The random Python module does a passable job of enabling generate() to choose one of the suffixes from the list. The comma in the print statement “suppresses the end-of-line character normally added at the end of the printed text." [12] In practice, word is printed along with a single space character, except for the last word to be printed, which is followed by a non-word, the ‘\n' character, which just so happens to be the “suffix" associated with the final prefix, one reason why the main driver makes that call to add(). The other reason is that processing will halt if this suffix is encountered before nwords have been printed.

So our original sample input:

Show your flowcharts and conceal your tables and I will be mystified. Show your tables and your flowcharts will be obvious.

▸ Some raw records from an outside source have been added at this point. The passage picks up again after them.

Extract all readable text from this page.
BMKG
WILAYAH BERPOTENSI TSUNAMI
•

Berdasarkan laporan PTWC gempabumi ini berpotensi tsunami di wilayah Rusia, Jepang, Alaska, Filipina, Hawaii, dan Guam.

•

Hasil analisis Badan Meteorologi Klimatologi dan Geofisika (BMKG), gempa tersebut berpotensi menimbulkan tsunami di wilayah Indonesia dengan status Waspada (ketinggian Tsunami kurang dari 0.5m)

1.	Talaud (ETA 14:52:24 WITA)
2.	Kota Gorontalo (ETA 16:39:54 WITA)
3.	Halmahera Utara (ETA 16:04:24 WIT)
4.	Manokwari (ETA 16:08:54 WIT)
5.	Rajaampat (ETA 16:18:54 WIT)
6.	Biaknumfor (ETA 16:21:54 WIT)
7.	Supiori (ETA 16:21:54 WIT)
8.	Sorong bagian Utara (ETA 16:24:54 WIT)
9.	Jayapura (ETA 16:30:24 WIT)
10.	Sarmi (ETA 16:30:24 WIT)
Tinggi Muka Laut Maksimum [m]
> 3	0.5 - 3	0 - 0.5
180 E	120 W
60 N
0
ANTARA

may be rewritten many different ways:

$ ./markov-tpop.py < brooks.txt | fmt -w 40
Show your flowcharts will be obvious.

$ ./markov-tpop.py < brooks.txt | fmt -w 40
Show your flowcharts and conceal your
tables and I will be mystified. Show
your tables and I will be obvious.

$ ./markov-tpop.py < brooks.txt | fmt -w 40
Show your tables and your flowcharts
and conceal your tables and your
flowcharts will be obvious.

Fun Example

Chapter 1 of Jane Austin's Pride and Prejudice opens with this famous sentence (you may have to click twice on the link to get the actual text):

It is a truth universally acknowledged, that a single man in possession of a good fortune, must be in want of a wife.

and ends like this:

The business of her life was to get her daughters married; its solace was visiting and news.

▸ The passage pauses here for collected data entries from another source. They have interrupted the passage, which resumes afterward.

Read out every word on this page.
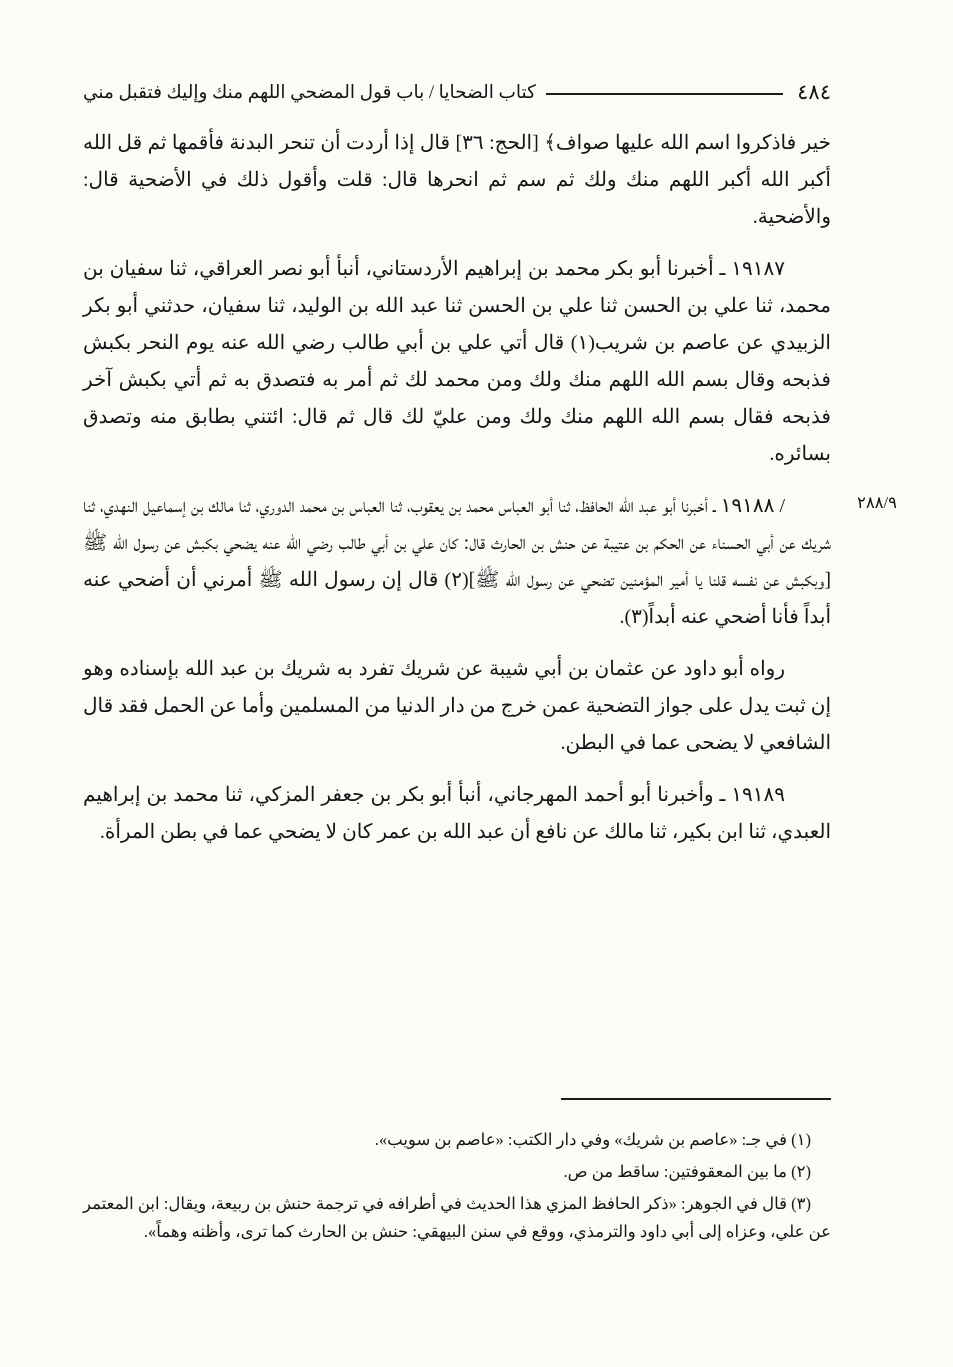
٤٨٤
كتاب الضحايا / باب قول المضحي اللهم منك وإليك فتقبل مني

خير فاذكروا اسم الله عليها صواف﴾ [الحج: ٣٦] قال إذا أردت أن تنحر البدنة فأقمها ثم قل الله أكبر الله أكبر اللهم منك ولك ثم سم ثم انحرها قال: قلت وأقول ذلك في الأضحية قال: والأضحية.

١٩١٨٧ ـ أخبرنا أبو بكر محمد بن إبراهيم الأردستاني، أنبأ أبو نصر العراقي، ثنا سفيان بن محمد، ثنا علي بن الحسن ثنا علي بن الحسن ثنا عبد الله بن الوليد، ثنا سفيان، حدثني أبو بكر الزبيدي عن عاصم بن شريب(١) قال أتي علي بن أبي طالب رضي الله عنه يوم النحر بكبش فذبحه وقال بسم الله اللهم منك ولك ومن محمد لك ثم أمر به فتصدق به ثم أتي بكبش آخر فذبحه فقال بسم الله اللهم منك ولك ومن عليّ لك قال ثم قال: ائتني بطابق منه وتصدق بسائره.

٢٨٨/٩

/ ١٩١٨٨ ـ أخبرنا أبو عبد الله الحافظ، ثنا أبو العباس محمد بن يعقوب، ثنا العباس بن محمد الدوري، ثنا مالك بن إسماعيل النهدي، ثنا شريك عن أبي الحسناء عن الحكم بن عتيبة عن حنش بن الحارث قال: كان علي بن أبي طالب رضي الله عنه يضحي بكبش عن رسول الله ﷺ [وبكبش عن نفسه قلنا يا أمير المؤمنين تضحي عن رسول الله ﷺ](٢) قال إن رسول الله ﷺ أمرني أن أضحي عنه أبداً فأنا أضحي عنه أبداً(٣).

رواه أبو داود عن عثمان بن أبي شيبة عن شريك تفرد به شريك بن عبد الله بإسناده وهو إن ثبت يدل على جواز التضحية عمن خرج من دار الدنيا من المسلمين وأما عن الحمل فقد قال الشافعي لا يضحى عما في البطن.

١٩١٨٩ ـ وأخبرنا أبو أحمد المهرجاني، أنبأ أبو بكر بن جعفر المزكي، ثنا محمد بن إبراهيم العبدي، ثنا ابن بكير، ثنا مالك عن نافع أن عبد الله بن عمر كان لا يضحي عما في بطن المرأة.

(١) في جـ: «عاصم بن شريك» وفي دار الكتب: «عاصم بن سويب».

(٢) ما بين المعقوفتين: ساقط من ص.

(٣) قال في الجوهر: «ذكر الحافظ المزي هذا الحديث في أطرافه في ترجمة حنش بن ربيعة، ويقال: ابن المعتمر عن علي، وعزاه إلى أبي داود والترمذي، ووقع في سنن البيهقي: حنش بن الحارث كما ترى، وأظنه وهماً».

When we ran our script against Chapter 1, the following was generated:

$ ./markov-tpop.py < pridech1.txt | fmt -w 40
It is a truth universally acknowledged,
that a single man in possession of a
wife. However little known the feelings
or views of such a man may be on his
first entering a neighbourhood, this
truth is so well fixed in the minds of
the surrounding families, that he is
to take possession before Michaelmas,
and some of his servants are to be
sure! A single man in possession
of a wife. However little known the
feelings or views of such a way? You
take delight in vexing me. You have no
compassion for my little Lizzy.” “I
desire you will do no such thing. Lizzy
is not a bit better than the others;
and I am thinking of her life was to
get her daughters married; its solace
was visiting and news.

Notes

^ Brian W. Kernighan and Rob Pike, The Practice of Programming (Reading, MA: Addison Wesley, 1999).
^ Ibid., p. 61.
^ The authors kindly placed their source code here.
^ K&P, p. 62.
^ Ibid. This is a paraphrase of a quotation from Frederick P. Brooks, Jr., The Mythical Man-Month, another great book you should read.
^ My script (and sample text files) may be downloaded from my Github page.
^ K&P, p. 63.
^ Ibid., p. 69.
^ Ibid.
^ Ibid.
^ Ibid., p. 64.
^ Mark Lutz, Learning Python, 5th edition (Sebastopol, CA: O'Reilly Media, 2013), p. 362. To support both Python 2.7 and 3.x, replace the print word, statement with print(word, end=' ') and add from __future__ import print_function to the top of markov-tpop.py.